Toda su vida mirando a las estrellas y ahora la estrella es usted, ¿cómo se siente al ser protagonista de una película?
Muy honrada y un poquito nerviosa, pero contenta de que se conozca lo que hacemos. Soy una mujer normal que ha llegado aquí con esfuerzo, y ese mensaje me parece muy bonito: si te lanzas, es posible. Cualquier inspiración que pueda dar a las nuevas generaciones, a las niñas, me hace feliz.
¿Usted no la tuvo?
No. Son carreras complicadas y yo era la única mujer en todas partes; de joven eso te cohíbe, es un hándicap. Era tímida y tenía que mentalizarme cada mañana, aunque a veces no encontrara el coraje necesario. Son cosas oscuras de las que entonces no eres consciente. Con el tiempo te acostumbras; ya no hago cuentas de quién está en la sala cuando entro, me da igual. El camino de la ciencia no es fácil, está lleno de retos, y ser mujer no debería ser uno de ellos. Creo que ahora estamos un poquito mejor, al menos somos más, pero aún estamos lejos de la igualdad.

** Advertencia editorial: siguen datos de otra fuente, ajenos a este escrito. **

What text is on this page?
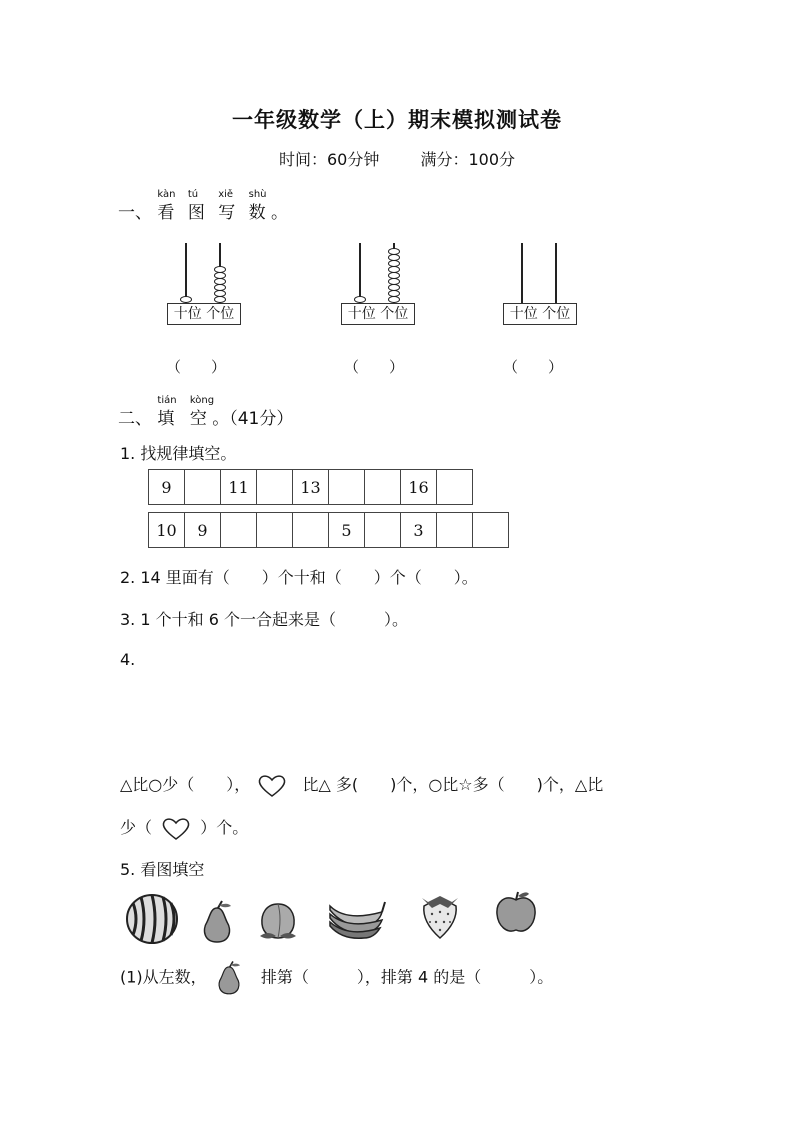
一年级数学（上）期末模拟测试卷
时间：60分钟	满分：100分
一、
kàn
看
tú
图
xiě
写
shù
数 。
十位 个位	十位 个位	十位 个位
（　　）	（　　）	（　　）
二、
tián
填
kòng
空 。（41分）
1. 找规律填空。
9		11		13			16	
10	9				5		3		
2. 14 里面有（　　）个十和（　　）个（　　）。
3. 1 个十和 6 个一合起来是（　　　）。
4.
△比○少（　　），	比△ 多(　　)个，○比☆多（　　)个，△比
少（	）个。
5. 看图填空
(1)从左数，	排第（　　　），排第 4 的是（　　　）。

Una piensa que para dirigir equipos en la Nasa hay que ser de sobresalientes, ¿lo fue?
Sí, lo fui. En todo, porque me encanta leer y me gustan mucho los libros de divulgación, la historia, la biología, la genética..., todo está relacionado. Pero no es necesario. Yo le digo a la gente joven: "Busca algo que te guste y hazte bueno en eso". Además, en la Nasa se necesitan todo tipo de perfiles, no sólo astrofísicos y astronautas.
¿Cómo es el camino que lleva del cielo de un pueblo de Vigo al cielo del mundo?

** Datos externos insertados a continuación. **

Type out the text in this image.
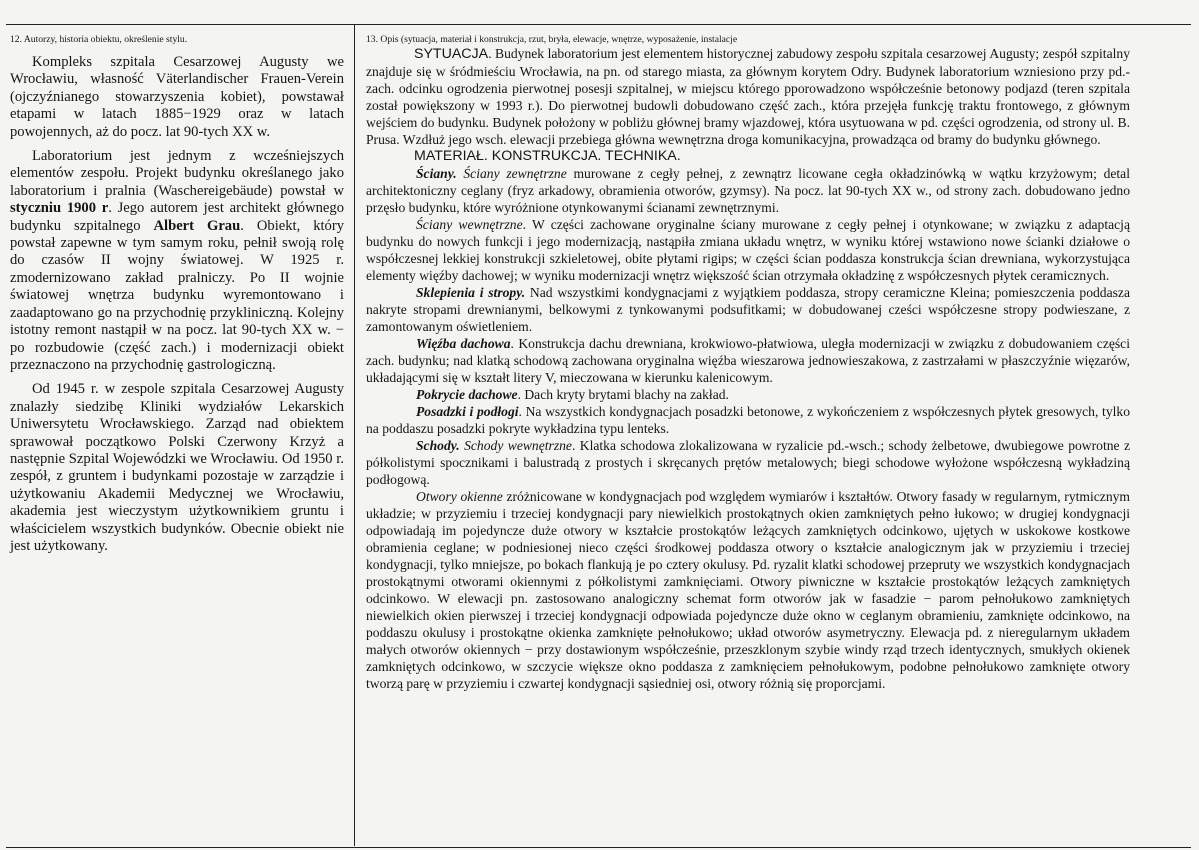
12. Autorzy, historia obiektu, określenie stylu.

Kompleks szpitala Cesarzowej Augusty we Wrocławiu, własność Väterlandischer Frauen-Verein (ojczyźnianego stowarzyszenia kobiet), powstawał etapami w latach 1885−1929 oraz w latach powojennych, aż do pocz. lat 90-tych XX w.

Laboratorium jest jednym z wcześniejszych elementów zespołu. Projekt budynku określanego jako laboratorium i pralnia (Waschereigebäude) powstał w styczniu 1900 r. Jego autorem jest architekt głównego budynku szpitalnego Albert Grau. Obiekt, który powstał zapewne w tym samym roku, pełnił swoją rolę do czasów II wojny światowej. W 1925 r. zmodernizowano zakład pralniczy. Po II wojnie światowej wnętrza budynku wyremontowano i zaadaptowano go na przychodnię przykliniczną. Kolejny istotny remont nastąpił w na pocz. lat 90-tych XX w. − po rozbudowie (część zach.) i modernizacji obiekt przeznaczono na przychodnię gastrologiczną.

Od 1945 r. w zespole szpitala Cesarzowej Augusty znalazły siedzibę Kliniki wydziałów Lekarskich Uniwersytetu Wrocławskiego. Zarząd nad obiektem sprawował początkowo Polski Czerwony Krzyż a następnie Szpital Wojewódzki we Wrocławiu. Od 1950 r. zespół, z gruntem i budynkami pozostaje w zarządzie i użytkowaniu Akademii Medycznej we Wrocławiu, akademia jest wieczystym użytkownikiem gruntu i właścicielem wszystkich budynków. Obecnie obiekt nie jest użytkowany.

13. Opis (sytuacja, materiał i konstrukcja, rzut, bryła, elewacje, wnętrze, wyposażenie, instalacje

SYTUACJA. Budynek laboratorium jest elementem historycznej zabudowy zespołu szpitala cesarzowej Augusty; zespół szpitalny znajduje się w śródmieściu Wrocławia, na pn. od starego miasta, za głównym korytem Odry. Budynek laboratorium wzniesiono przy pd.-zach. odcinku ogrodzenia pierwotnej posesji szpitalnej, w miejscu którego pporowadzono współcześnie betonowy podjazd (teren szpitala został powiększony w 1993 r.). Do pierwotnej budowli dobudowano część zach., która przejęła funkcję traktu frontowego, z głównym wejściem do budynku. Budynek położony w pobliżu głównej bramy wjazdowej, która usytuowana w pd. części ogrodzenia, od strony ul. B. Prusa. Wzdłuż jego wsch. elewacji przebiega główna wewnętrzna droga komunikacyjna, prowadząca od bramy do budynku głównego.

MATERIAŁ. KONSTRUKCJA. TECHNIKA.

Ściany. Ściany zewnętrzne murowane z cegły pełnej, z zewnątrz licowane cegła okładzinówką w wątku krzyżowym; detal architektoniczny ceglany (fryz arkadowy, obramienia otworów, gzymsy). Na pocz. lat 90-tych XX w., od strony zach. dobudowano jedno przęsło budynku, które wyróżnione otynkowanymi ścianami zewnętrznymi.

Ściany wewnętrzne. W części zachowane oryginalne ściany murowane z cegły pełnej i otynkowane; w związku z adaptacją budynku do nowych funkcji i jego modernizacją, nastąpiła zmiana układu wnętrz, w wyniku której wstawiono nowe ścianki działowe o współczesnej lekkiej konstrukcji szkieletowej, obite płytami rigips; w części ścian poddasza konstrukcja ścian drewniana, wykorzystująca elementy więźby dachowej; w wyniku modernizacji wnętrz większość ścian otrzymała okładzinę z współczesnych płytek ceramicznych.

Sklepienia i stropy. Nad wszystkimi kondygnacjami z wyjątkiem poddasza, stropy ceramiczne Kleina; pomieszczenia poddasza nakryte stropami drewnianymi, belkowymi z tynkowanymi podsufitkami; w dobudowanej cześci współczesne stropy podwieszane, z zamontowanym oświetleniem.

Więźba dachowa. Konstrukcja dachu drewniana, krokwiowo-płatwiowa, uległa modernizacji w związku z dobudowaniem części zach. budynku; nad klatką schodową zachowana oryginalna więźba wieszarowa jednowieszakowa, z zastrzałami w płaszczyźnie więzarów, układającymi się w kształt litery V, mieczowana w kierunku kalenicowym.

Pokrycie dachowe. Dach kryty brytami blachy na zakład.

Posadzki i podłogi. Na wszystkich kondygnacjach posadzki betonowe, z wykończeniem z współczesnych płytek gresowych, tylko na poddaszu posadzki pokryte wykładzina typu lenteks.

Schody. Schody wewnętrzne. Klatka schodowa zlokalizowana w ryzalicie pd.-wsch.; schody żelbetowe, dwubiegowe powrotne z półkolistymi spocznikami i balustradą z prostych i skręcanych prętów metalowych; biegi schodowe wyłożone współczesną wykładziną podłogową.

Otwory okienne zróżnicowane w kondygnacjach pod względem wymiarów i kształtów. Otwory fasady w regularnym, rytmicznym układzie; w przyziemiu i trzeciej kondygnacji pary niewielkich prostokątnych okien zamkniętych pełno łukowo; w drugiej kondygnacji odpowiadają im pojedyncze duże otwory w kształcie prostokątów leżących zamkniętych odcinkowo, ujętych w uskokowe kostkowe obramienia ceglane; w podniesionej nieco części środkowej poddasza otwory o kształcie analogicznym jak w przyziemiu i trzeciej kondygnacji, tylko mniejsze, po bokach flankują je po cztery okulusy. Pd. ryzalit klatki schodowej przepruty we wszystkich kondygnacjach prostokątnymi otworami okiennymi z półkolistymi zamknięciami. Otwory piwniczne w kształcie prostokątów leżących zamkniętych odcinkowo. W elewacji pn. zastosowano analogiczny schemat form otworów jak w fasadzie − parom pełnołukowo zamkniętych niewielkich okien pierwszej i trzeciej kondygnacji odpowiada pojedyncze duże okno w ceglanym obramieniu, zamknięte odcinkowo, na poddaszu okulusy i prostokątne okienka zamknięte pełnołukowo; układ otworów asymetryczny. Elewacja pd. z nieregularnym układem małych otworów okiennych − przy dostawionym współcześnie, przeszklonym szybie windy rząd trzech identycznych, smukłych okienek zamkniętych odcinkowo, w szczycie większe okno poddasza z zamknięciem pełnołukowym, podobne pełnołukowo zamknięte otwory tworzą parę w przyziemiu i czwartej kondygnacji sąsiedniej osi, otwory różnią się proporcjami.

Muy largo. Hice la carrera, Física y Química, en la universidad de Santiago de Compostela; fue una suerte estudiar allí y guardo unos recuerdos muy bonitos. Después cursé la especialidad en el Instituto de Astrofísica de Canarias y al terminar escribí a las universidades inglesas; quería hacer allí la tesis, pero necesitaba que me ayudaran económicamente y mi familia no podía. Cinco de ellas me contestaron que sí y elegí la de Jodrell Bank, especializada en telescopios de radio, y después fui postdoctoral en la Universidad de Cardiff, donde ya estábamos investigando. Llegó un momento en que no fue fácil seguir en la universidad, trasladándose cada pocos años de una a otra, porque ya tenía a mis dos hijas y estaba embarazada del tercero. Así que nos fuimos a Canadá; acepté una oferta en una empresa privada que colaboraba con la Agencia Espacial Canadiense trabajando en varios telescopios, uno de ellos el James Webb. Y ahí comenzó. Después, la NASA quiso que trabajar directamente para ellos; decirles que sí fue una decisión muy dura porque tuve que marcharme sola a Estados Unidos.

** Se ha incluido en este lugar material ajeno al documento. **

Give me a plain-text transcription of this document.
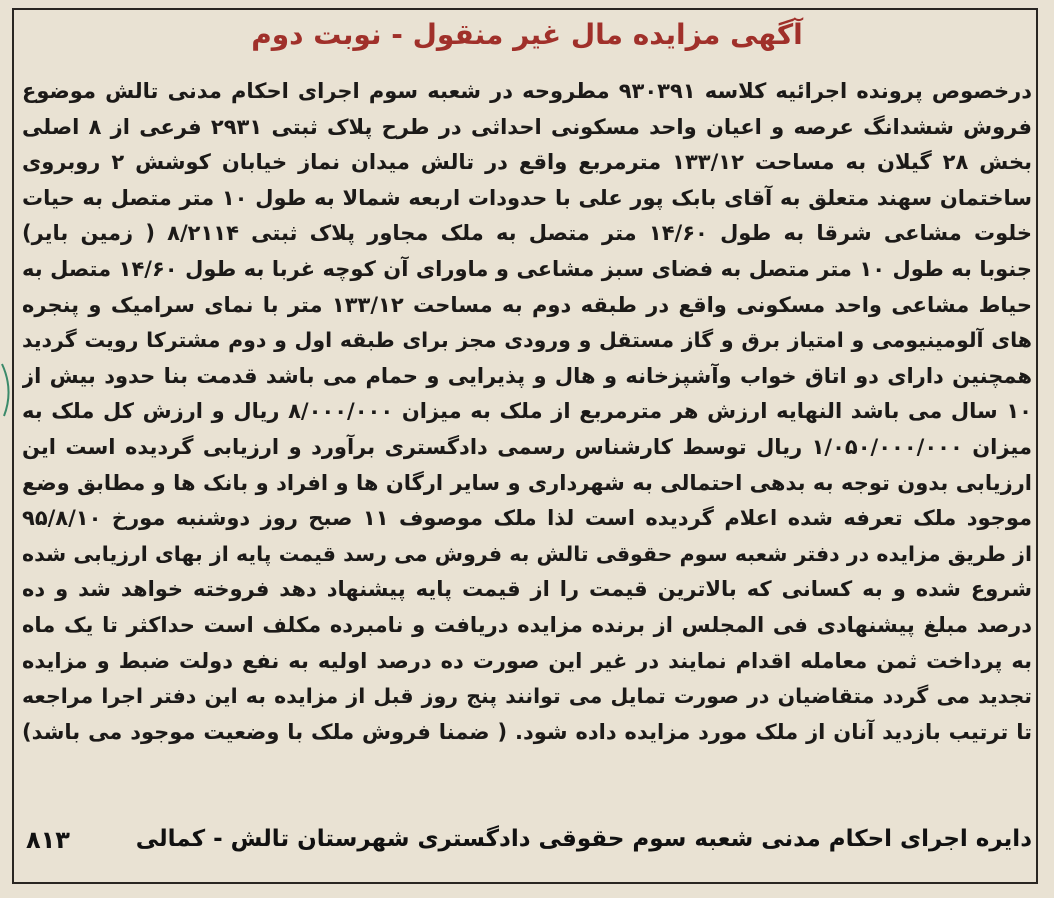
آگهی مزایده مال غیر منقول - نوبت دوم
درخصوص پرونده اجرائیه کلاسه ۹۳۰۳۹۱ مطروحه در شعبه سوم اجرای احکام مدنی تالش موضوع
فروش ششدانگ عرصه و اعیان واحد مسکونی احداثی در طرح پلاک ثبتی ۲۹۳۱ فرعی از ۸ اصلی
بخش ۲۸ گیلان به مساحت ۱۳۳/۱۲ مترمربع واقع در تالش میدان نماز خیابان کوشش ۲ روبروی
ساختمان سهند متعلق به آقای بابک پور علی با حدودات اربعه شمالا به طول ۱۰ متر متصل به حیات
خلوت مشاعی شرقا به طول ۱۴/۶۰ متر متصل به ملک مجاور پلاک ثبتی ۸/۲۱۱۴ ( زمین بایر)
جنوبا به طول ۱۰ متر متصل به فضای سبز مشاعی و ماورای آن کوچه غربا به طول ۱۴/۶۰ متصل به
حیاط مشاعی واحد مسکونی واقع در طبقه دوم به مساحت ۱۳۳/۱۲ متر با نمای سرامیک و پنجره
های آلومینیومی و امتیاز برق و گاز مستقل و ورودی مجز برای طبقه اول و دوم مشترکا رویت گردید
همچنین دارای دو اتاق خواب وآشپزخانه و هال و پذیرایی و حمام می باشد قدمت بنا حدود بیش از
۱۰ سال می باشد النهایه ارزش هر مترمربع از ملک به میزان ۸/۰۰۰/۰۰۰ ریال و ارزش کل ملک به
میزان ۱/۰۵۰/۰۰۰/۰۰۰ ریال توسط کارشناس رسمی دادگستری برآورد و ارزیابی گردیده است این
ارزیابی بدون توجه به بدهی احتمالی به شهرداری و سایر ارگان ها و افراد و بانک ها و مطابق وضع
موجود ملک تعرفه شده اعلام گردیده است لذا ملک موصوف ۱۱ صبح روز دوشنبه مورخ ۹۵/۸/۱۰
از طریق مزایده در دفتر شعبه سوم حقوقی تالش به فروش می رسد قیمت پایه از بهای ارزیابی شده
شروع شده و به کسانی که بالاترین قیمت را از قیمت پایه پیشنهاد دهد فروخته خواهد شد و ده
درصد مبلغ پیشنهادی فی المجلس از برنده مزایده دریافت و نامبرده مکلف است حداکثر تا یک ماه
به پرداخت ثمن معامله اقدام نمایند در غیر این صورت ده درصد اولیه به نفع دولت ضبط و مزایده
تجدید می گردد متقاضیان در صورت تمایل می توانند پنج روز قبل از مزایده به این دفتر اجرا مراجعه
تا ترتیب بازدید آنان از ملک مورد مزایده داده شود. ( ضمنا فروش ملک با وضعیت موجود می باشد)
دایره اجرای احکام مدنی شعبه سوم حقوقی دادگستری شهرستان تالش - کمالی
۸۱۳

¿Qué más le ha exigido el espacio?
Trabajar mucho, no tener miedo al cambio y no desanimarme, ser resiliente; la vida nunca va recta, pero cuando las cosas no salen como planeas, aprendes, porque te obliga a pensar de forma distinta.
¿Cómo se lleva eso con la familia?
Mal, es otro reto. Siempre quise tener hijos y son mi mayor alegría, pero el James Webb ha sido una constante en sus vidas; siempre bromean con la idea de que son cuatro hermanos en casa, ellos tres y el telescopio (ríe). He estado todo lo presente que he podido, incluso fui directora de la Asociación de Padres del colegio, pero me he perdido muchas cosas y la sensación de culpa es inevitable. Ahora ya son mayores y quiero pensar que están orgullosos de mí y que conmigo han tenido oportunidades muy especiales. Compensa un poco.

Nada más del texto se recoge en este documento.